Yap-İşlet-Devret modelli projeyi üstlenen Otoyol A.Ş. yolu
tamamladıktan sonra 22 yıl 4 ay işletecek. [Haber görseli]
Şirketi, yedi yıl önce 50 milyon sermayeyle Nurol, Özaltın,
Astaldi, Makyol, Yüksel, Göçay şirketlerinin ortakları kurmuştu.
Geçen yıl 2 milyar 200 milyar TL sermayesini 3 milyar TL’ye çıkaran
şirket, yakında bir sermaye artırımına daha gitti.
Ticaret Sicil gazetesinde yayımlanan 5 Nisan 2016 tarihli karara
göre, 760 milyon TL artırımla sermaye 3 milyar 760 milyon TL’ye
çıkarıldı.
Hatırlatalım: Hazine’nin 35 dolar üzerinden, her gün 40 bin
otomobil araç garantisi verdiği Osmangazi Köprüsü’nden bu sayının
çok altında araç geçiyor.
Hazine zarara girmeye başladıktan sonra Otoyol A.Ş’nin 760 milyon
sermaye artırması karşısında “Sözleşme hükmü olan garanti ödemeleri
yapıldı mı” sorusunu sorabiliriz.
Melisa Yet başörtülü olsaydı[Haber görseli]
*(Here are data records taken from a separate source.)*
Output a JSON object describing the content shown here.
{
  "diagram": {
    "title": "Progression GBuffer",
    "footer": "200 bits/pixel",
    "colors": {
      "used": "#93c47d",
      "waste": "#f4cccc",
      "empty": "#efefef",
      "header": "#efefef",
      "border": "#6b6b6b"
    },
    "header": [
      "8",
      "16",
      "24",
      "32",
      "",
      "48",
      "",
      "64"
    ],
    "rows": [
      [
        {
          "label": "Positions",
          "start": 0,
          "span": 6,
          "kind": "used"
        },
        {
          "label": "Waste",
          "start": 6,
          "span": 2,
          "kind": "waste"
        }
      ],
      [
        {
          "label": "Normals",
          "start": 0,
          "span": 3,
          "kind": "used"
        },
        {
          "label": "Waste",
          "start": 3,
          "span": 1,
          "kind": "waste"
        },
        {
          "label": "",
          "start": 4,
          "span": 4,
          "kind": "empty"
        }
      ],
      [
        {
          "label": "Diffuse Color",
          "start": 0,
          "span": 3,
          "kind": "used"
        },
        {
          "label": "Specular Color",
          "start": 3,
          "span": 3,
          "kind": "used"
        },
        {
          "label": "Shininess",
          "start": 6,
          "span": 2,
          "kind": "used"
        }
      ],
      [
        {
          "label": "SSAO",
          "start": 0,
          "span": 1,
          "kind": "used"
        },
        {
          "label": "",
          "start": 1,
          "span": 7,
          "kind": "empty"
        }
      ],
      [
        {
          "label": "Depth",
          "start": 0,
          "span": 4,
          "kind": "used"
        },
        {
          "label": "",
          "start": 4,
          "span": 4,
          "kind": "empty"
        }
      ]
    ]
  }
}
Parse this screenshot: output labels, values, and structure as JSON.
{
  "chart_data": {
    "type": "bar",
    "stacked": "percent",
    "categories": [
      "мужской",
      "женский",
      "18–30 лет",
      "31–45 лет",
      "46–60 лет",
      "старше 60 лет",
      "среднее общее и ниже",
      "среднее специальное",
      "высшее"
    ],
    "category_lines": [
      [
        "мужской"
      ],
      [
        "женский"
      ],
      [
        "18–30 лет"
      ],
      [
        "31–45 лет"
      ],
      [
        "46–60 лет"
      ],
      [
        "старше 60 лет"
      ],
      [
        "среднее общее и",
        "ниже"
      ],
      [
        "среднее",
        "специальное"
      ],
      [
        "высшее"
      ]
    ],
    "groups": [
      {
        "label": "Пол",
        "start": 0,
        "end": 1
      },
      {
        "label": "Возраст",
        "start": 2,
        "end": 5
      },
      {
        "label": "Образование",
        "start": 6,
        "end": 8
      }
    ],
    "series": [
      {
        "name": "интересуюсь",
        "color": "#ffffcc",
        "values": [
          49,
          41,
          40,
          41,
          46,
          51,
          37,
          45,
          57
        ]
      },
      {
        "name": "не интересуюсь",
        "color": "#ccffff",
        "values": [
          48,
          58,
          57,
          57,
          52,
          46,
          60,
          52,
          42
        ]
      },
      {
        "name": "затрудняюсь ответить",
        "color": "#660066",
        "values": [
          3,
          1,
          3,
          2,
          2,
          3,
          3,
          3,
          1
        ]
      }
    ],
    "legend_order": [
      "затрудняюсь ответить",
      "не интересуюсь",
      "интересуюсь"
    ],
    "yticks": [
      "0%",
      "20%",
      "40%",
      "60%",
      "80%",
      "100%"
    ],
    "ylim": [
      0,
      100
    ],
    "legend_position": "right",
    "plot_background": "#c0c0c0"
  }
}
Kabinenin birçok bakanı dahil sayısız “geçmiş olsun” telefonu
almış, onlarca habere konu olmuş; kendisine vahşice saldıran,
yerdeyken karnını tekmeleyip kafasını ezen güruh ise aynı akşam
gözaltına alınmış, belki de sulh ceza hâkimliği kararıyla
tutuklanmışlardı bile.
Ama Melisa Yet’in başı kapalı değil. Üniversiteli bir genç kız. Ama
asıl suçu referandum günü CHP’nin sandık görevlisi olarak
çalışması. Usulsüzlüğe yüksek sesle itiraz etmesi ise suçunun
ağırlaştırıcı nedeni. Melisa Yet, Kartal İMKB Mesleki ve Teknik
Anadolu Lisesi’nde 2073 No’lu sandıkta oylar sayılırken tanık
olduğu usulsüzlükleri yüksek sesle dile getirdiği için saldırıya
uğradı.
İnanmayan sosyal medyadaki görüntüleri izleyebilir. “İnsanım” diyen
herkesi dehşete düşürmeye yeter. Geçersiz olacağı tereddütsüz 6
evet oyunun geçerli sayılmasına itiraz ettiği için. Sırtına tekme
yedi, kafası ayaklar altında ezildi, sıra fırlatıldı, bilinci
kapandı. Melisa Yet’in mezuniyetine iki ay var ve tedavi gördüğü
için okula gidemiyor.
Böyle bir kardeşlik işte.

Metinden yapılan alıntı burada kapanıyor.